Coinbase enters the derivatives game with its first offering. The platform said its ‘Nano’ Bitcoin futures will require less upfront capital than traditional products. The size of each contract offered through third-party retail brokers will be equal to 1/100 of a Bitcoin.
Major U.S. crypto exchange Coinbase has said it will begin listing “Nano” (BIT) Bitcoin futures contracts next week, made possible by its recent acquisition of a platform aimed at tapping into the lucrative crypto derivatives market, according to Blockworks. The size of each contract offered through third-party retail brokers will be equal to 1/100 of a Bitcoin. They are expected to start trading on the Coinbase Derivatives Exchange (formerly FairX) on June 27.

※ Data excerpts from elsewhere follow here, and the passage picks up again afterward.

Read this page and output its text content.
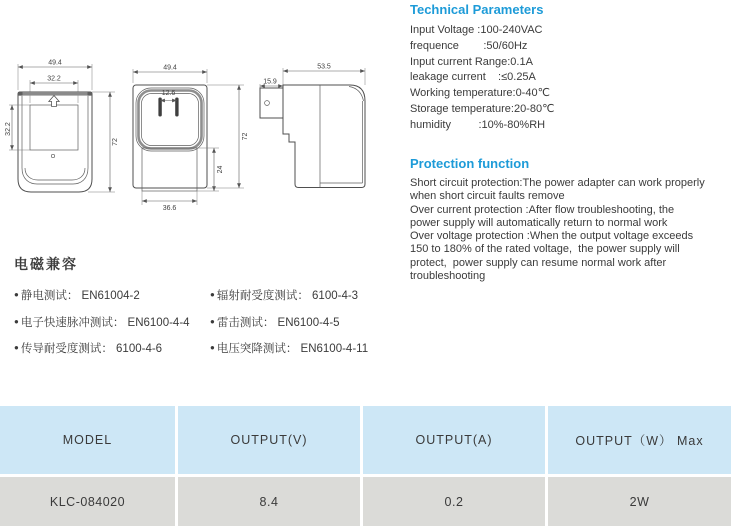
49.4
32.2
32.2
72
49.4
12.6
24
36.6
72
53.5
15.9
Technical Parameters
Input Voltage :100-240VAC
frequence        :50/60Hz
Input current Range:0.1A
leakage current    :≤0.25A
Working temperature:0-40℃
Storage temperature:20-80℃
humidity         :10%-80%RH
Protection function
Short circuit protection:The power adapter can work properly
when short circuit faults remove
Over current protection :After flow troubleshooting, the
power supply will automatically return to normal work
Over voltage protection :When the output voltage exceeds
150 to 180% of the rated voltage,  the power supply will
protect,  power supply can resume normal work after
troubleshooting
电磁兼容
● 静电测试： EN61004-2
● 电子快速脉冲测试： EN6100-4-4
● 传导耐受度测试： 6100-4-6
● 辐射耐受度测试： 6100-4-3
● 雷击测试： EN6100-4-5
● 电压突降测试： EN6100-4-11
MODEL	OUTPUT(V)	OUTPUT(A)	OUTPUT（W） Max
KLC-084020	8.4	0.2	2W
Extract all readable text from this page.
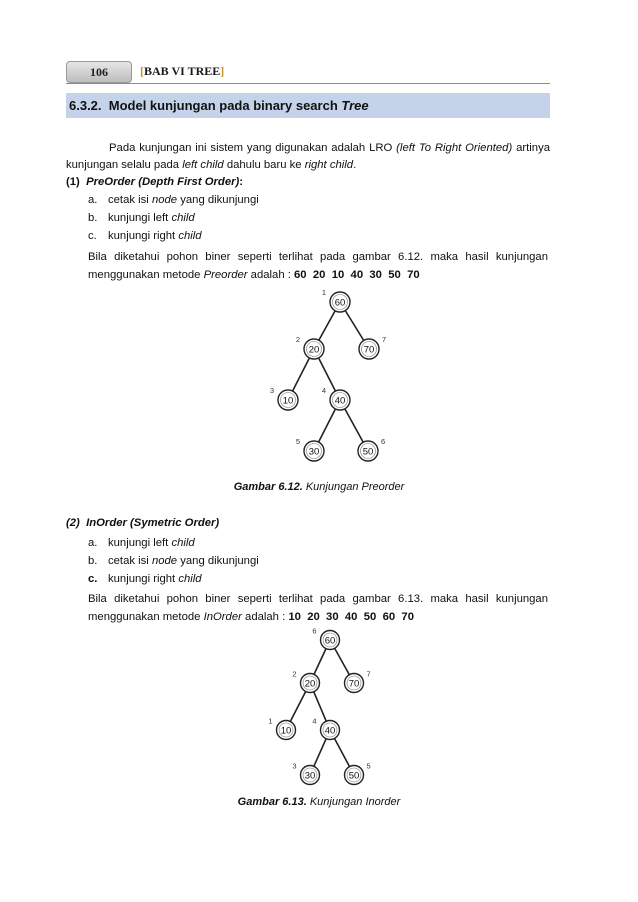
106	[BAB VI TREE]
6.3.2. Model kunjungan pada binary search Tree
Pada kunjungan ini sistem yang digunakan adalah LRO (left To Right Oriented) artinya
kunjungan selalu pada left child dahulu baru ke right child.
(1) PreOrder (Depth First Order):
a. cetak isi node yang dikunjungi
b. kunjungi left child
c. kunjungi right child
Bila diketahui pohon biner seperti terlihat pada gambar 6.12. maka hasil kunjungan
menggunakan metode Preorder adalah : 60  20  10  40  30  50  70
60
1
20
2
70
7
10
3
40
4
30
5
50
6
Gambar 6.12. Kunjungan Preorder
(2) InOrder (Symetric Order)
a. kunjungi left child
b. cetak isi node yang dikunjungi
c. kunjungi right child
Bila diketahui pohon biner seperti terlihat pada gambar 6.13. maka hasil kunjungan
menggunakan metode InOrder adalah : 10  20  30  40  50  60  70
60
6
20
2
70
7
10
1
40
4
30
3
50
5
Gambar 6.13. Kunjungan Inorder
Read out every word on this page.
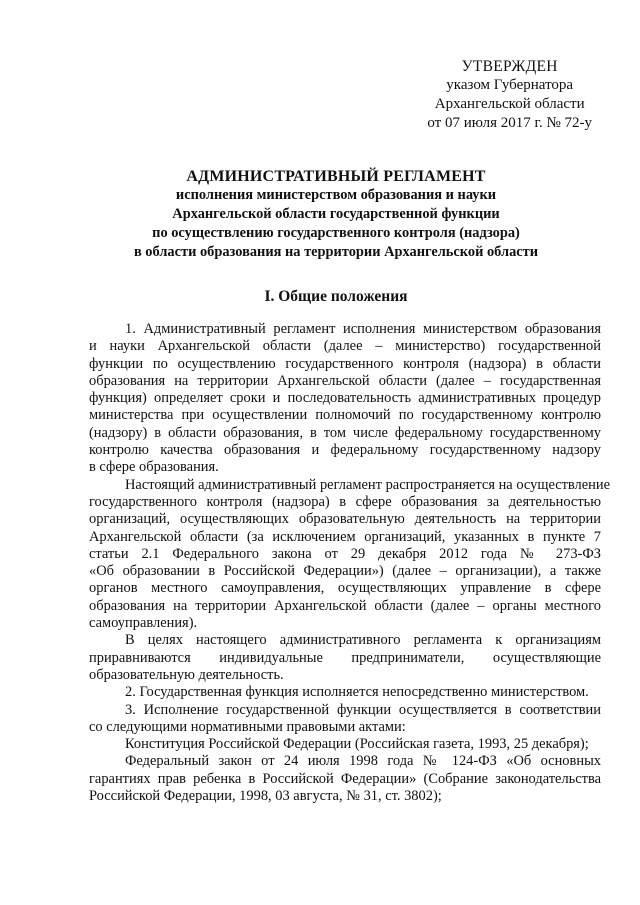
УТВЕРЖДЕН
указом Губернатора
Архангельской области
от 07 июля 2017 г. № 72-у
АДМИНИСТРАТИВНЫЙ РЕГЛАМЕНТ
исполнения министерством образования и науки
Архангельской области государственной функции
по осуществлению государственного контроля (надзора)
в области образования на территории Архангельской области
I. Общие положения
1. Административный регламент исполнения министерством образования
и науки Архангельской области (далее – министерство) государственной
функции по осуществлению государственного контроля (надзора) в области
образования на территории Архангельской области (далее – государственная
функция) определяет сроки и последовательность административных процедур
министерства при осуществлении полномочий по государственному контролю
(надзору) в области образования, в том числе федеральному государственному
контролю качества образования и федеральному государственному надзору
в сфере образования.
Настоящий административный регламент распространяется на осуществление
государственного контроля (надзора) в сфере образования за деятельностью
организаций, осуществляющих образовательную деятельность на территории
Архангельской области (за исключением организаций, указанных в пункте 7
статьи 2.1 Федерального закона от 29 декабря 2012 года № 273-ФЗ
«Об образовании в Российской Федерации») (далее – организации), а также
органов местного самоуправления, осуществляющих управление в сфере
образования на территории Архангельской области (далее – органы местного
самоуправления).
В целях настоящего административного регламента к организациям
приравниваются индивидуальные предприниматели, осуществляющие
образовательную деятельность.
2. Государственная функция исполняется непосредственно министерством.
3. Исполнение государственной функции осуществляется в соответствии
со следующими нормативными правовыми актами:
Конституция Российской Федерации (Российская газета, 1993, 25 декабря);
Федеральный закон от 24 июля 1998 года № 124-ФЗ «Об основных
гарантиях прав ребенка в Российской Федерации» (Собрание законодательства
Российской Федерации, 1998, 03 августа, № 31, ст. 3802);
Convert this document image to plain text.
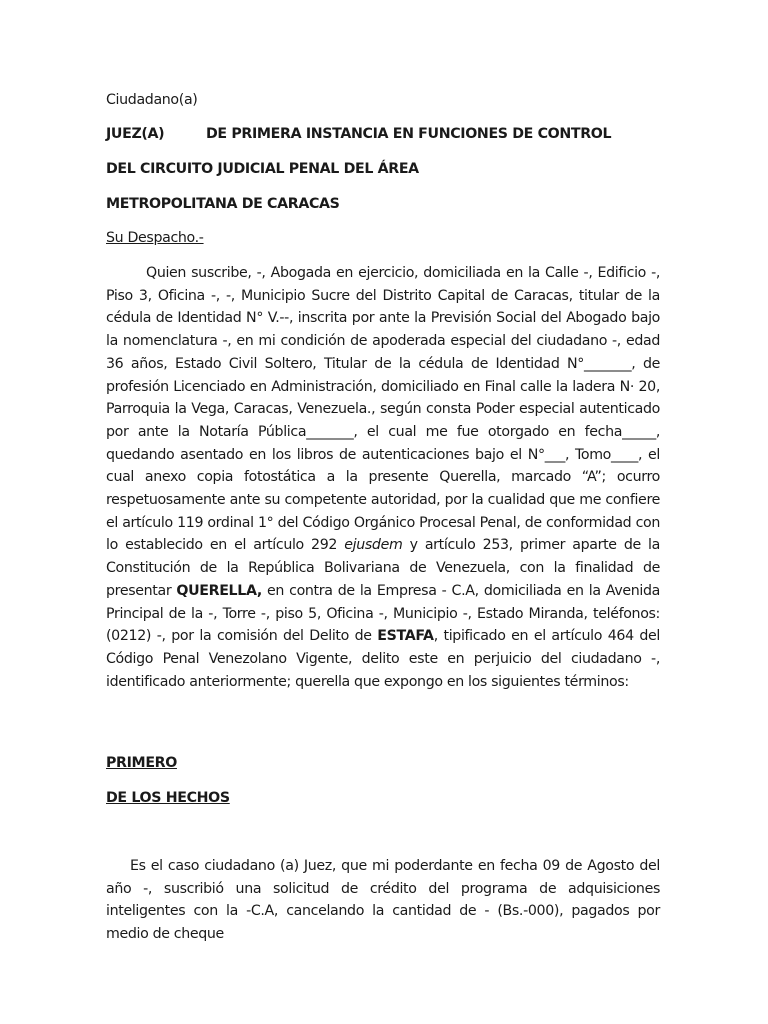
Ciudadano(a)
JUEZ(A)	DE PRIMERA INSTANCIA EN FUNCIONES DE CONTROL
DEL CIRCUITO JUDICIAL PENAL DEL ÁREA
METROPOLITANA DE CARACAS
Su Despacho.-
Quien suscribe, -, Abogada en ejercicio, domiciliada en la Calle -, Edificio -, Piso 3, Oficina -, -, Municipio Sucre del Distrito Capital de Caracas, titular de la cédula de Identidad N° V.--, inscrita por ante la Previsión Social del Abogado bajo la nomenclatura -, en mi condición de apoderada especial del ciudadano -, edad 36 años, Estado Civil Soltero, Titular de la cédula de Identidad N°_______, de profesión Licenciado en Administración, domiciliado en Final calle la ladera N· 20, Parroquia la Vega, Caracas, Venezuela., según consta Poder especial autenticado por ante la Notaría Pública_______, el cual me fue otorgado en fecha_____, quedando asentado en los libros de autenticaciones bajo el N°___, Tomo____, el cual anexo copia fotostática a la presente Querella, marcado “A”; ocurro respetuosamente ante su competente autoridad, por la cualidad que me confiere el artículo 119 ordinal 1° del Código Orgánico Procesal Penal, de conformidad con lo establecido en el artículo 292 ejusdem y artículo 253, primer aparte de la Constitución de la República Bolivariana de Venezuela, con la finalidad de presentar QUERELLA, en contra de la Empresa - C.A, domiciliada en la Avenida Principal de la -, Torre -, piso 5, Oficina -, Municipio -, Estado Miranda, teléfonos: (0212) -, por la comisión del Delito de ESTAFA, tipificado en el artículo 464 del Código Penal Venezolano Vigente, delito este en perjuicio del ciudadano -, identificado anteriormente; querella que expongo en los siguientes términos:
PRIMERO
DE LOS HECHOS
Es el caso ciudadano (a) Juez, que mi poderdante en fecha 09 de Agosto del año -, suscribió una solicitud de crédito del programa de adquisiciones inteligentes con la -C.A, cancelando la cantidad de - (Bs.-000), pagados por medio de cheque
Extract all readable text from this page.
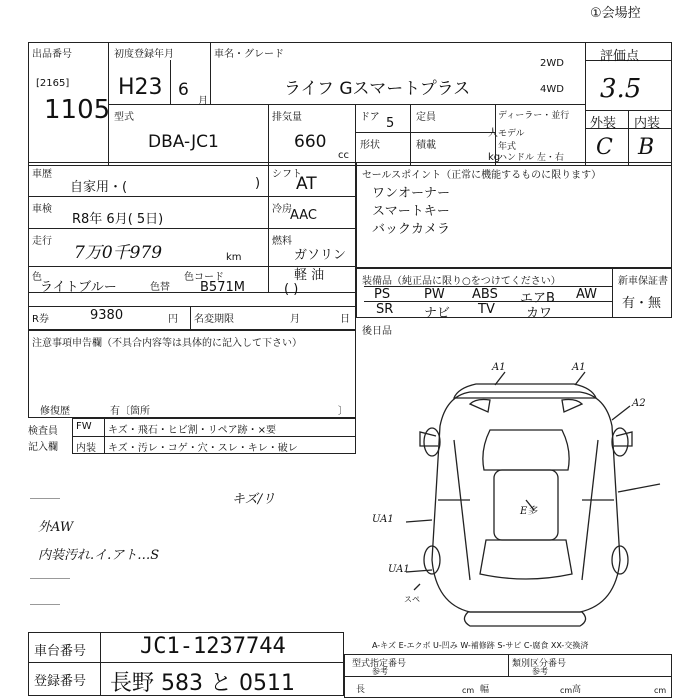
①会場控
出品番号
[2165]
1105
初度登録年月
H23 6
月
車名・グレード
ライフ Gスマートプラス
2WD
4WD
評価点
3.5
外装 内装
C B
型式
DBA-JC1
排気量
660
cc
ドア 5 定員
人
形状	積載
kg
ディーラー・並行
モデル年式
ハンドル 左・右
車歴
自家用・(	)
シフト
AT
車検
R8年 6月( 5日)
冷房
AAC
走行
7万0千979	km
燃料
ガソリン
軽 油
( )
色
ライトブルー	色替
色コード
B571M
R券	9380	円 名変期限	月	日
セールスポイント（正常に機能するものに限ります）
ワンオーナー
スマートキー
バックカメラ
装備品（純正品に限り○をつけてください）	新車保証書
有・無
PS	PW ABS エアB AW
SR ナビ TV カワ
後日品
注意事項申告欄（不具合内容等は具体的に記入して下さい）
修復歴	有〔箇所	〕
検査員
記入欄
FW キズ・飛石・ヒビ割・リペア跡・×要
内装 キズ・汚レ・コゲ・穴・スレ・キレ・破レ
キズ/リ
外AW
内装汚れ.イ.アト…S
A1	A1
A2
E多
UA1
UA1
スペ
車台番号 JC1-1237744
登録番号 長野 583 と 0511
A-キズ E-エクボ U-凹み W-補修跡 S-サビ C-腐食 XX-交換済
型式指定番号
参考
類別区分番号
参考
長	cm 幅	cm 高	cm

FairX, a derivatives exchange regulated by the Commodity and Futures Trading Commission, was acquired earlier this year—for an undisclosed amount—in an attempt to diversify Coinbase's offerings. Coinbase is awaiting the approval of its license to operate as a futures commission merchant, which will allow it to directly offer margined futures contracts to its customers. This acquisition was key in Coinbase's journey to offer cryptocurrency derivatives to retail and institutional clients in the U.S.
The BIT contract will be Coinbase's first registered crypto derivatives product. Trading volumes in this sector continue to grow, and now are in the trillions of dollars. Research by CryptoCompare shows that the derivatives market currently accounts for 61.7% of the total crypto market.
Coinbase hopes that its retail-focused contracts, combined with a user-friendly interface, will be enough to turn users away from competitors like Binance, which accounted for 58% of total derivatives volume over the same period.
“At 1/100th of the size of a Bitcoin it requires less upfront capital than traditional futures products and creates a real opportunity for significant expansion of retail participation in US regulated crypto futures markets,” Coinbase said in its post.